Indeed, long after logo fetishization went out of style, Abercrombie continued to emblazon its tee shirts with A&F block letters. (It wasn’t until this past August that the company stopped plastering logos on most of its apparel). Other brands began catering to fashion’s emerging obsession with personal style, but Abercrombie persisted unsuccessfully with its collegiate, vintage-preppy aesthetic.

“Fashion today is all about the consumer’s identity, whether that consumer is mixing patterns or designers to fit that identity,” says retail strategist Candace Corlett. “They want their name on the clothes, not the store’s name.”

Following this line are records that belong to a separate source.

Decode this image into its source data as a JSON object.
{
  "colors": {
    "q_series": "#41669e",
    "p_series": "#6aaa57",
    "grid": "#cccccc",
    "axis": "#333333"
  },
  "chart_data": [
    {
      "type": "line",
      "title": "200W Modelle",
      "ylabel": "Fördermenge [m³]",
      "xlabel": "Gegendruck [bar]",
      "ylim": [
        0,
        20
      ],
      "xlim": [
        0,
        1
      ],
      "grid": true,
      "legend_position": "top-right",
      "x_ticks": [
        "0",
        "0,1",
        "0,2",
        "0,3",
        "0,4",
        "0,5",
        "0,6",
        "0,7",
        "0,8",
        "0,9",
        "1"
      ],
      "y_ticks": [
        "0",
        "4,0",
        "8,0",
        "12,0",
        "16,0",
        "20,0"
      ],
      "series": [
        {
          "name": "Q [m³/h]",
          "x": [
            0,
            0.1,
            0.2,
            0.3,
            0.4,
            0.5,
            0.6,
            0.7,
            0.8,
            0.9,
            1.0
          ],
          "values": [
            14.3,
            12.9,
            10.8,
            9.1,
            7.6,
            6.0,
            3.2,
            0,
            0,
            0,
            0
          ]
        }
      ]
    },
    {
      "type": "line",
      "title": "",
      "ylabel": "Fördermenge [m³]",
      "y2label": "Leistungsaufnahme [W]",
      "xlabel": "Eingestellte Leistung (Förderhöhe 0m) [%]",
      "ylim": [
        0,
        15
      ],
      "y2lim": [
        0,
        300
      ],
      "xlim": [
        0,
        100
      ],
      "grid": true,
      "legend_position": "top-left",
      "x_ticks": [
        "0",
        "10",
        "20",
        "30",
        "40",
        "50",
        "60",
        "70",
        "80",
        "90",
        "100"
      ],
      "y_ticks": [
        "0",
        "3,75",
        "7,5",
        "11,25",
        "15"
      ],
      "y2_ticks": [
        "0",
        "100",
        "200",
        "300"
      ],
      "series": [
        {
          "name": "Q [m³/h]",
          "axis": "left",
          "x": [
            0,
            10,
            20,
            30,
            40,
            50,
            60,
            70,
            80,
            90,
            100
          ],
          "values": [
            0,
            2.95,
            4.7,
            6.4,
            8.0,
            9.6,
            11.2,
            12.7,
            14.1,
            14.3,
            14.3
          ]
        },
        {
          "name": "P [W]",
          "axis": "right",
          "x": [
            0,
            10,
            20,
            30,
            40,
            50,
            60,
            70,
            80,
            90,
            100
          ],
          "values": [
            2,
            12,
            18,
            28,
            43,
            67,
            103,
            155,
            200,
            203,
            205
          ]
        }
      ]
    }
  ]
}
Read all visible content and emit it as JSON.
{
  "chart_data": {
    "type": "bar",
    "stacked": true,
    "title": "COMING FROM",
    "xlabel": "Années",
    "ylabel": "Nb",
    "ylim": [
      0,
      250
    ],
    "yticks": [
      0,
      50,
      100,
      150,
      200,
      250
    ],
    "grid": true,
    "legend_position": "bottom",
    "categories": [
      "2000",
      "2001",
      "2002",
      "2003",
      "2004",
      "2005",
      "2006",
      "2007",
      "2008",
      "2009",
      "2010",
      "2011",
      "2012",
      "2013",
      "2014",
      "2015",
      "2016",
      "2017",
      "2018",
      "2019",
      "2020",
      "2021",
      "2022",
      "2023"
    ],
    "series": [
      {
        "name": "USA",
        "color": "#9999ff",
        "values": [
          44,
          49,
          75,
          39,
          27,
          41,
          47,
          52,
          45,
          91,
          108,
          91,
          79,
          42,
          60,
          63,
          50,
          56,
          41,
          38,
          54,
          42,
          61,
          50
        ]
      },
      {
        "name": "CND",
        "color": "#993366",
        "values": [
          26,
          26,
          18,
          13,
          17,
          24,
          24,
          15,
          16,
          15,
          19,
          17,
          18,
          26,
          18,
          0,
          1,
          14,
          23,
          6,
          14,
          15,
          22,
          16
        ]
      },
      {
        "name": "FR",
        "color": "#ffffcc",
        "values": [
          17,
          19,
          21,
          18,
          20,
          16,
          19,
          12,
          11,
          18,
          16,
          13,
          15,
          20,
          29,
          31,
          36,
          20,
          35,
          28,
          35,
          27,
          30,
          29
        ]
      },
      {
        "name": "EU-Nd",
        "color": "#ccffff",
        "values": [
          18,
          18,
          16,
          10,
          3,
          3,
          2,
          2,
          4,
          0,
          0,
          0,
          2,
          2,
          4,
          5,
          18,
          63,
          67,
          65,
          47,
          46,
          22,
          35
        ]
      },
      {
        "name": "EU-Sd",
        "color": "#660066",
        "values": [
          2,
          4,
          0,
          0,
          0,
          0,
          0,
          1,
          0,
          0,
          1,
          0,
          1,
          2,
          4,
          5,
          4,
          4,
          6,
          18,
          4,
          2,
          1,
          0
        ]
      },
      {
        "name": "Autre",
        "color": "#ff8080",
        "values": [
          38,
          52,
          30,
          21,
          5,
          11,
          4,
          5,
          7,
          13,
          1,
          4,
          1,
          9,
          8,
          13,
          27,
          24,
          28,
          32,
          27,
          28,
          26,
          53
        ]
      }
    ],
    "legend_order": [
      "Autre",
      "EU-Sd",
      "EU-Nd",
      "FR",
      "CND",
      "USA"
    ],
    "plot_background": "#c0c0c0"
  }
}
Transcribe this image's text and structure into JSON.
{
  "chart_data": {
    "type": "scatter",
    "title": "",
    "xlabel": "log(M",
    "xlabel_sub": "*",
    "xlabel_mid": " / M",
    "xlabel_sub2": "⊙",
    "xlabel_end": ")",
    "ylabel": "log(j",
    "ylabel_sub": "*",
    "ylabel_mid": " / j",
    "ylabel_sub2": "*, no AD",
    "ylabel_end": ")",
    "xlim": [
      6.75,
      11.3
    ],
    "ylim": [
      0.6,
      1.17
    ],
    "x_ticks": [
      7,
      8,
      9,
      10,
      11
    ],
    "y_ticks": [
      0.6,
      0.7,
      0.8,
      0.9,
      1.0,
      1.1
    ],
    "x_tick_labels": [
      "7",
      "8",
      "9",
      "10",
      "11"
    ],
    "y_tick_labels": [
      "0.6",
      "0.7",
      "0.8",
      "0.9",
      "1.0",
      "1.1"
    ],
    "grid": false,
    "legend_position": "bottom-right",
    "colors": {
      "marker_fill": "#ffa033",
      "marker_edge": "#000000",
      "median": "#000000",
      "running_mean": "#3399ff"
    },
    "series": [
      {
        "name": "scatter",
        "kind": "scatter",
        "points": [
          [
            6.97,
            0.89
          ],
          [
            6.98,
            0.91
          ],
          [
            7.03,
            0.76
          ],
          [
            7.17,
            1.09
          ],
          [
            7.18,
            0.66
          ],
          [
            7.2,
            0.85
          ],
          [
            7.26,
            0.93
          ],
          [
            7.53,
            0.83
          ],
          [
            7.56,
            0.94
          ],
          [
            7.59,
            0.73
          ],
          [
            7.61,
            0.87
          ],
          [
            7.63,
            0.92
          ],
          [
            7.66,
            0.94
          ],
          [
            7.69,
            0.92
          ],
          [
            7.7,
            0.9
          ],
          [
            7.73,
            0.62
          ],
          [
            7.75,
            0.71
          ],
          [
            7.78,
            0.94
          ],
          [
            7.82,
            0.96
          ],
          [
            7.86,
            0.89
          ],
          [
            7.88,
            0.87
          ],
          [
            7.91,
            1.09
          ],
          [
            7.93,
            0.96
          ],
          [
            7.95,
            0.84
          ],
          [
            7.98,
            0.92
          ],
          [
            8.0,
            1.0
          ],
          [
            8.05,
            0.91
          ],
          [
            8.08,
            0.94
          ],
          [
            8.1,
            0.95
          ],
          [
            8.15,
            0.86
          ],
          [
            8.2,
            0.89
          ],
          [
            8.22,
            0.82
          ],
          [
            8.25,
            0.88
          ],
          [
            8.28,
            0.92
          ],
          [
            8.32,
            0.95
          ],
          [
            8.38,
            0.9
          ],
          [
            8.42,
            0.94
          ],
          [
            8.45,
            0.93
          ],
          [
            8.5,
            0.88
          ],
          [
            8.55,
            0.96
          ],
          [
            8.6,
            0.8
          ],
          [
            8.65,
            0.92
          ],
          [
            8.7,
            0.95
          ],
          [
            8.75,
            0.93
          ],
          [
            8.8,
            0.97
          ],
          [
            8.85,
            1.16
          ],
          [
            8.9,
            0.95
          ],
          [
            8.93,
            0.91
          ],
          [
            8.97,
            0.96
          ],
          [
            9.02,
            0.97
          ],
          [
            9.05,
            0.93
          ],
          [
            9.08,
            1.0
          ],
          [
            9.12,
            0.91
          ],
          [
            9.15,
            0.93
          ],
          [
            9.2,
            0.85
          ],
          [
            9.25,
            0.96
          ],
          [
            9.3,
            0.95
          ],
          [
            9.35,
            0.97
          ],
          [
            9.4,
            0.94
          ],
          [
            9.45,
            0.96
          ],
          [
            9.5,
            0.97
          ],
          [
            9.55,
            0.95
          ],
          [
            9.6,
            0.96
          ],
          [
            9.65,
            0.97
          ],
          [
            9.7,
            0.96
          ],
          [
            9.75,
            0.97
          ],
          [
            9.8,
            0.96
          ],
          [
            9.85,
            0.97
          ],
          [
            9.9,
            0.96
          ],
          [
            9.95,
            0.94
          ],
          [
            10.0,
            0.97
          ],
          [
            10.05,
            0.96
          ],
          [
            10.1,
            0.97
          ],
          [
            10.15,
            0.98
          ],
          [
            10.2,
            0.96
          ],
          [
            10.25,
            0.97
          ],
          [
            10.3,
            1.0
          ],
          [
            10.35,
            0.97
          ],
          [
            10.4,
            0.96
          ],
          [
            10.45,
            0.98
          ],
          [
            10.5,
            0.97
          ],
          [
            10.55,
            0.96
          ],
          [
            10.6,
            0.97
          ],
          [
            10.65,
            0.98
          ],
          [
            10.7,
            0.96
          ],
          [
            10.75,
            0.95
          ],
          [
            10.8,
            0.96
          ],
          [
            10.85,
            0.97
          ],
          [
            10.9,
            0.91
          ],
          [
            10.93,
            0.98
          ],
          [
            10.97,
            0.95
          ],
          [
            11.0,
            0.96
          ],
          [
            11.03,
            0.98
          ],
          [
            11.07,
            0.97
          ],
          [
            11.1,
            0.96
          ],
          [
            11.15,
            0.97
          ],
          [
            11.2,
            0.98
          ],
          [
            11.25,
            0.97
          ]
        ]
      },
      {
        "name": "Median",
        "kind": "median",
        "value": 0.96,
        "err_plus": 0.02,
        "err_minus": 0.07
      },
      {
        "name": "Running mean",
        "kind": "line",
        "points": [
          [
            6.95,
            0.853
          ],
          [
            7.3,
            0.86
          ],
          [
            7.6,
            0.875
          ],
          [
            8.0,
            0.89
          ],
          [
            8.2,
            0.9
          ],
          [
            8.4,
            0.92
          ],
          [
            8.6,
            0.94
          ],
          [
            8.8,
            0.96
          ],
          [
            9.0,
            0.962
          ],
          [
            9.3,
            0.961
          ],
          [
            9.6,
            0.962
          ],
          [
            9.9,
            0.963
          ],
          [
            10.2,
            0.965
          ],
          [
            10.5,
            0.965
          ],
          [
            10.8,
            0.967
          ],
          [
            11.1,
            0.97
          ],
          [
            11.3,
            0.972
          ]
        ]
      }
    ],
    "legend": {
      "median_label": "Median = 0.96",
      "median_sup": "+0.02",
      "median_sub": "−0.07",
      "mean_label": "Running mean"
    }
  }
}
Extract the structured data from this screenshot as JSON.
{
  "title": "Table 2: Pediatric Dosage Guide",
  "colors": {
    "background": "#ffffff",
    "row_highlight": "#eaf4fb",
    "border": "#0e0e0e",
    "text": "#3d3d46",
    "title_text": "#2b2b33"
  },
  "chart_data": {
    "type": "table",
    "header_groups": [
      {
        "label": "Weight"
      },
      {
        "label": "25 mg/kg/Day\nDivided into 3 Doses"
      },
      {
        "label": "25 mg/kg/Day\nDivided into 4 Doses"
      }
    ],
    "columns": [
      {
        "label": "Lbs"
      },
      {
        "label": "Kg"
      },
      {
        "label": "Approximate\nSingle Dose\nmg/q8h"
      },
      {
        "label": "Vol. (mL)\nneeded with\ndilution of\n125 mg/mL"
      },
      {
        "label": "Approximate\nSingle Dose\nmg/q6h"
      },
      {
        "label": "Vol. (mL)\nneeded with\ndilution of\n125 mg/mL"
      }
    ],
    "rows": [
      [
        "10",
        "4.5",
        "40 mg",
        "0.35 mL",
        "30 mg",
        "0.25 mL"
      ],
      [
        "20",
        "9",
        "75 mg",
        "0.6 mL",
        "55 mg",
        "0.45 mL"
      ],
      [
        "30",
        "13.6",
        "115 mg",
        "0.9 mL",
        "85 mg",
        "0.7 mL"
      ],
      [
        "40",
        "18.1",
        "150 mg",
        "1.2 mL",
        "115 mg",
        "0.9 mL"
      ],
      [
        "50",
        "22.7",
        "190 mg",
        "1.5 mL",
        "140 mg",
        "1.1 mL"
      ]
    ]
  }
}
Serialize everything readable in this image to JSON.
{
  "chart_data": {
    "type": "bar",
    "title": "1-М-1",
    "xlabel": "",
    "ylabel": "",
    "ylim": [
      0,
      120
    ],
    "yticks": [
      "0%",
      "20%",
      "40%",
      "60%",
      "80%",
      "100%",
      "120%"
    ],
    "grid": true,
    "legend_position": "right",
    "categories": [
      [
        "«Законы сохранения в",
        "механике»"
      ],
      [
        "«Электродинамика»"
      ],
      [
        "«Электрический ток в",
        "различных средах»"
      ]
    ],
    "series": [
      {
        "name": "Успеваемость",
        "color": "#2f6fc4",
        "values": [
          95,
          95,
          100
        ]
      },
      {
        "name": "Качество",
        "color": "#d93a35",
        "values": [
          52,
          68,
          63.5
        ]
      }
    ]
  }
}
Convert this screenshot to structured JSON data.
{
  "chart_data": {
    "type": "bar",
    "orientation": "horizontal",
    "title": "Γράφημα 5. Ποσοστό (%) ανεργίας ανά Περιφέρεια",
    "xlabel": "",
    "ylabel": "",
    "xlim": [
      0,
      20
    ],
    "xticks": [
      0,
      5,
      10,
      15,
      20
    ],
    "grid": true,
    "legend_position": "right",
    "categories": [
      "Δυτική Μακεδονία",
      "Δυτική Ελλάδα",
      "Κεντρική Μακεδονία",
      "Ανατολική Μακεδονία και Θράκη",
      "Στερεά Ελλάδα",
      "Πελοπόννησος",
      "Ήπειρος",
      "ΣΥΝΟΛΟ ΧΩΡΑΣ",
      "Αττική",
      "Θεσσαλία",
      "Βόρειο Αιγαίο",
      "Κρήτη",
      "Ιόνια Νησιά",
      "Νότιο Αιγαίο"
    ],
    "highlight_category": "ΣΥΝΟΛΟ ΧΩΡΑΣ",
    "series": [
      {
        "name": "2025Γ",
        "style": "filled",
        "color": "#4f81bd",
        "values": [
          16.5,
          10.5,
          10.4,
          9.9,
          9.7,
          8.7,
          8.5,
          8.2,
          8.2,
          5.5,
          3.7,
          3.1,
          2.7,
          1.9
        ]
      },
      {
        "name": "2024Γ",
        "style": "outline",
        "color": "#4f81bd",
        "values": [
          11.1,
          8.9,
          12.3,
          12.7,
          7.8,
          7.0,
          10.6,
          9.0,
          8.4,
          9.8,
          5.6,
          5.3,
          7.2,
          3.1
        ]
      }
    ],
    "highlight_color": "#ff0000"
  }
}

And while other retailers lowered prices during the recession, Abercrombie didn’t budge. “They essentially said, ‘You will still come to us because you want what we sell,’ and while I think they wanted to maintain their brand’s exclusivity, that just seemed so out of touch,” Corlett says.

So Abercrombie’s clientele became smarter shoppers, filling their closets with affordable, trendy clothes from H&M and Forever21. But as consumers grew up, Abercrombie—much like its Botox-addicted CEO—refused to age with them.

We’ll see if the brand can be resuscitated under new leadership, but Abercrombie’s glory days of selling sex have long since passed. And, thankfully, so too have its less glorious days of selling sex to teenagers who had already declared the brand uncool.